Rose felt so stupid and so fucking small, kneeling there on the kitchen counter in the dark, hugging an expired bag of French roast, and fighting back tears. Tara would’ve laughed if she saw Rose right now. She would’ve teased Rose mercilessly. But she also would’ve helped her down off the counter and hugged her. 

The water in the kettle had stopped boiling. It sat quietly on the counter beside her. 

Rose took a deep, shuddering breath and stuffed the coffee and thoughts of Tara into the back of her tea cabinet. 

She clambered off the counter on quivering limbs and turned the kettle on again. Rose was stuffing all the tea containers back into the cabinet when cold fingers wrapped around her neck. 

Rose stilled. She hadn’t even heard him move. How—

The metal hand around her neck twitched tighter. She swallowed thickly. 

“My name is Rosemary,” she whispered into the dark of the kitchen. “My dad is dead. I didn’t go to his funeral.” The get-to-know-me speech worked the first time, Rose prayed it would work again. “I don’t talk to my mom. I had an older sister, Rebecca, she died before I was born. I’m an art resto—” 

His hand squeezed harder. Rose chocked. The metal plates of his hand clicked into their new tightened position. It wasn’t working. 

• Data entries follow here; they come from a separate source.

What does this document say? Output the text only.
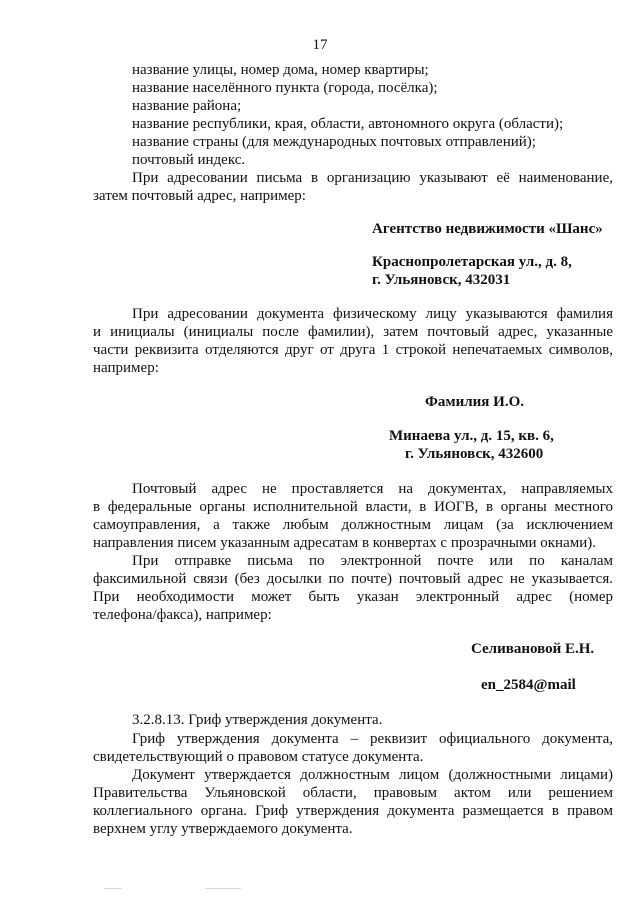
17
название улицы, номер дома, номер квартиры;
название населённого пункта (города, посёлка);
название района;
название республики, края, области, автономного округа (области);
название страны (для международных почтовых отправлений);
почтовый индекс.
При адресовании письма в организацию указывают её наименование,
затем почтовый адрес, например:
Агентство недвижимости «Шанс»
Краснопролетарская ул., д. 8,
г. Ульяновск, 432031
При адресовании документа физическому лицу указываются фамилия
и инициалы (инициалы после фамилии), затем почтовый адрес, указанные
части реквизита отделяются друг от друга 1 строкой непечатаемых символов,
например:
Фамилия И.О.
Минаева ул., д. 15, кв. 6,
г. Ульяновск, 432600
Почтовый адрес не проставляется на документах, направляемых
в федеральные органы исполнительной власти, в ИОГВ, в органы местного
самоуправления, а также любым должностным лицам (за исключением
направления писем указанным адресатам в конвертах с прозрачными окнами).
При отправке письма по электронной почте или по каналам
факсимильной связи (без досылки по почте) почтовый адрес не указывается.
При необходимости может быть указан электронный адрес (номер
телефона/факса), например:
Селивановой Е.Н.
en_2584@mail
3.2.8.13. Гриф утверждения документа.
Гриф утверждения документа – реквизит официального документа,
свидетельствующий о правовом статусе документа.
Документ утверждается должностным лицом (должностными лицами)
Правительства Ульяновской области, правовым актом или решением
коллегиального органа. Гриф утверждения документа размещается в правом
верхнем углу утверждаемого документа.
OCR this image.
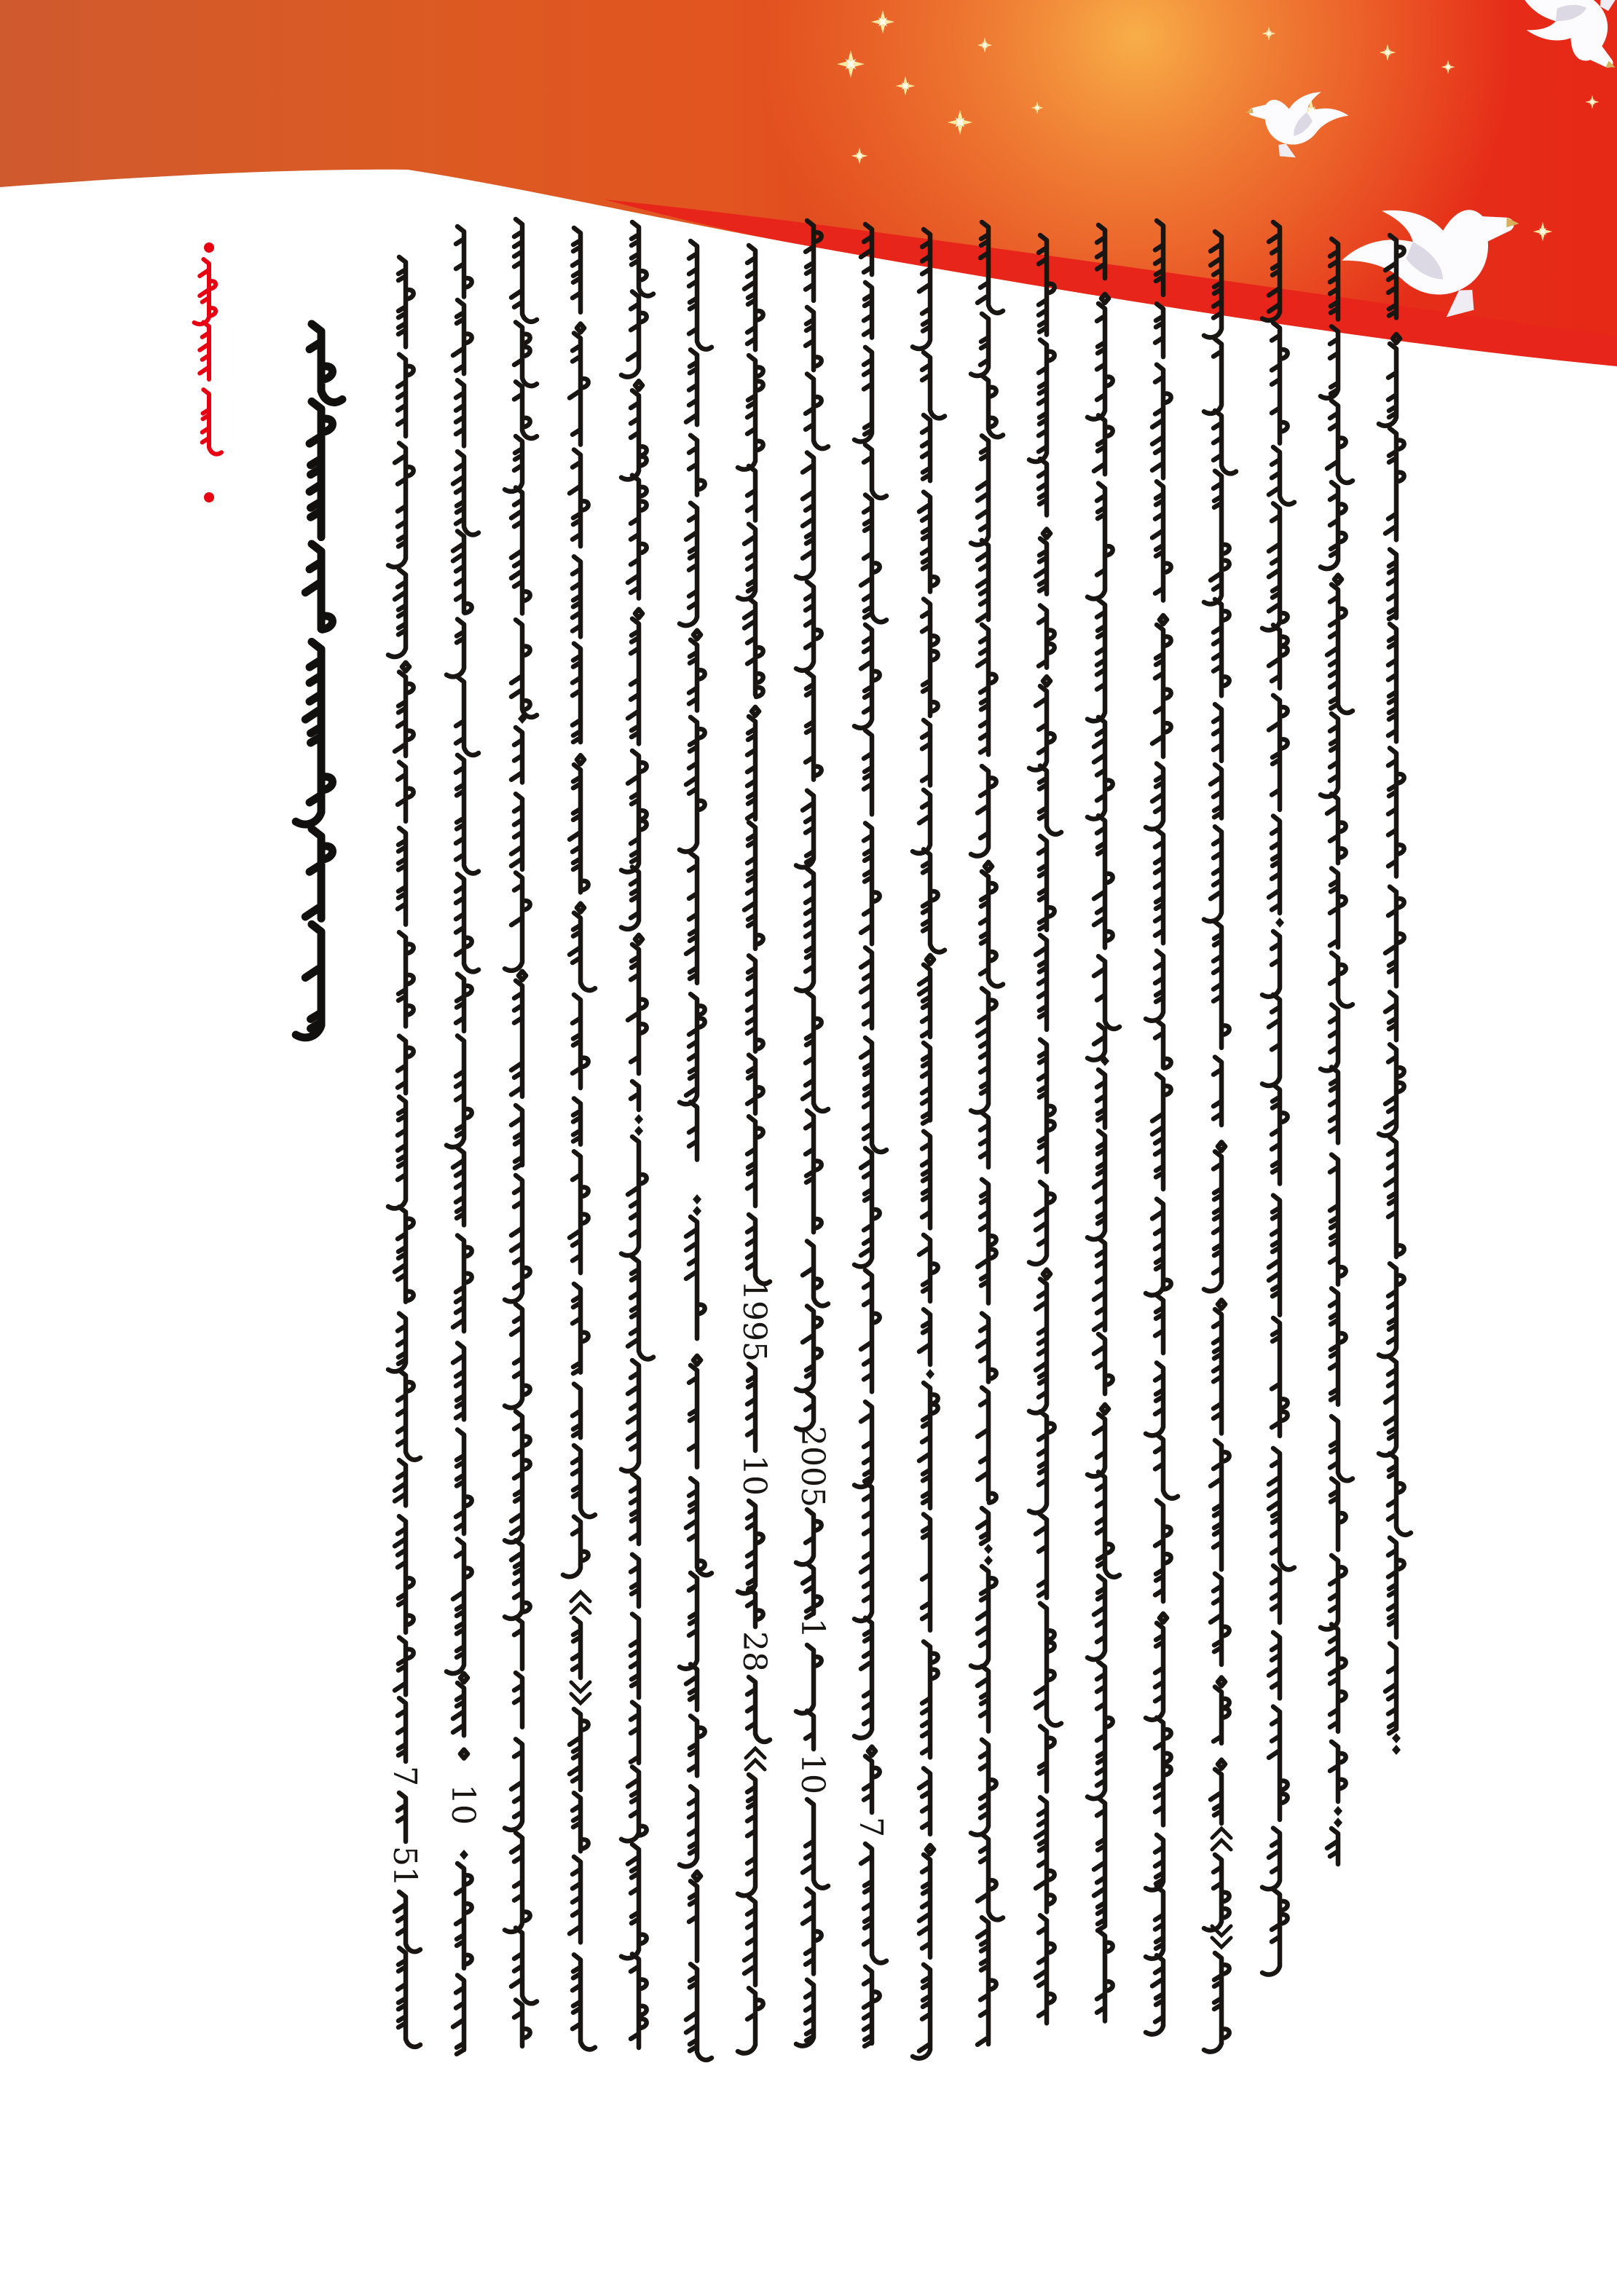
7
51
10
1995
10
28
2005
1
10
7
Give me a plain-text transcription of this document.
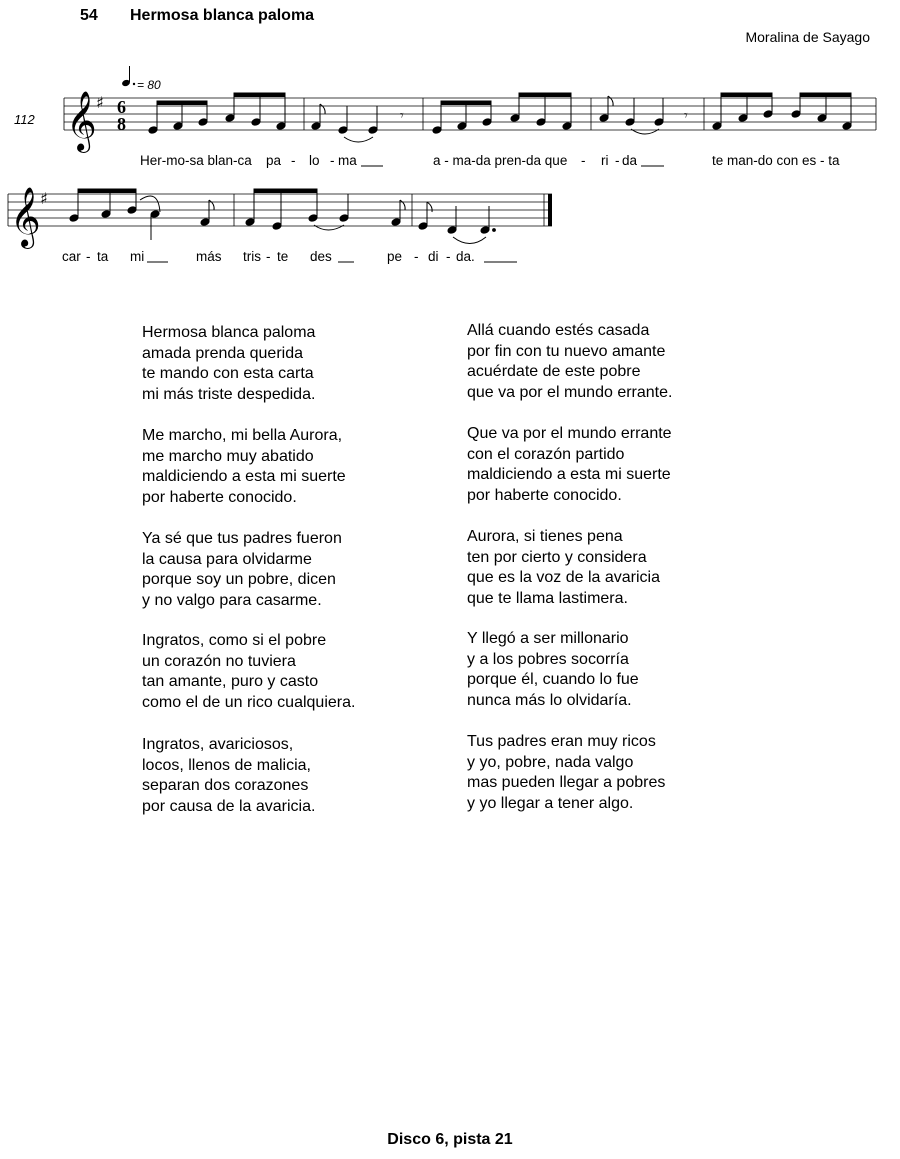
54 Hermosa blanca paloma
Moralina de Sayago
= 80
112 𝄞 ♯ 6
8	𝄾	𝄾
𝄞 ♯
Her-mo-sa blan-ca pa - lo - ma	a - ma-da pren-da que - ri - da	te man-do con es - ta
car - ta mi	más tris - te des	pe - di - da.
Hermosa blanca paloma
amada prenda querida
te mando con esta carta
mi más triste despedida.
Me marcho, mi bella Aurora,
me marcho muy abatido
maldiciendo a esta mi suerte
por haberte conocido.
Ya sé que tus padres fueron
la causa para olvidarme
porque soy un pobre, dicen
y no valgo para casarme.
Ingratos, como si el pobre
un corazón no tuviera
tan amante, puro y casto
como el de un rico cualquiera.
Ingratos, avariciosos,
locos, llenos de malicia,
separan dos corazones
por causa de la avaricia.
Allá cuando estés casada
por fin con tu nuevo amante
acuérdate de este pobre
que va por el mundo errante.
Que va por el mundo errante
con el corazón partido
maldiciendo a esta mi suerte
por haberte conocido.
Aurora, si tienes pena
ten por cierto y considera
que es la voz de la avaricia
que te llama lastimera.
Y llegó a ser millonario
y a los pobres socorría
porque él, cuando lo fue
nunca más lo olvidaría.
Tus padres eran muy ricos
y yo, pobre, nada valgo
mas pueden llegar a pobres
y yo llegar a tener algo.
Disco 6, pista 21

“You’re hurting me,” Rose gasped. The metal hand didn’t care, its grip remained painfully firm. Her head was beginning to swim. She yanked at the metal fingers but they didn’t budge. “Bucky, please—”

His hand vanished as quickly as it had appeared. Rose collapsed against the counter, coughing harshly. Her eyes watered from the sudden pain of having air in her bruised windpipe. 

The shuffle of boots made Rose whirl around to face the man who’d just tried to choke her. He loomed in the open walkway between the kitchen and living room, looking so much bigger now than he had when he’d been asleep. In the darkness, Rose could just barely tell that his unblinking eyes were focused on her. She pressed back against the counter. The stone edge dug into her spine. His eyes—wide and wild—darted from her to the ground. 

Rose swallowed with difficulty. 

“Your name—” she croaked, “is James Buchanan Barnes. But you used to go by Bucky. You’re from New York. You…you had siblings. You were the oldest.” Rose rattled off everything she could remember from the epitaph that she’d spent too many hours staring at in the Air and Space Museum. “Your best friend was Steve Rogers—” 

When Bucky spoke to her for the first time his voice was low and gravely. “The bridge.”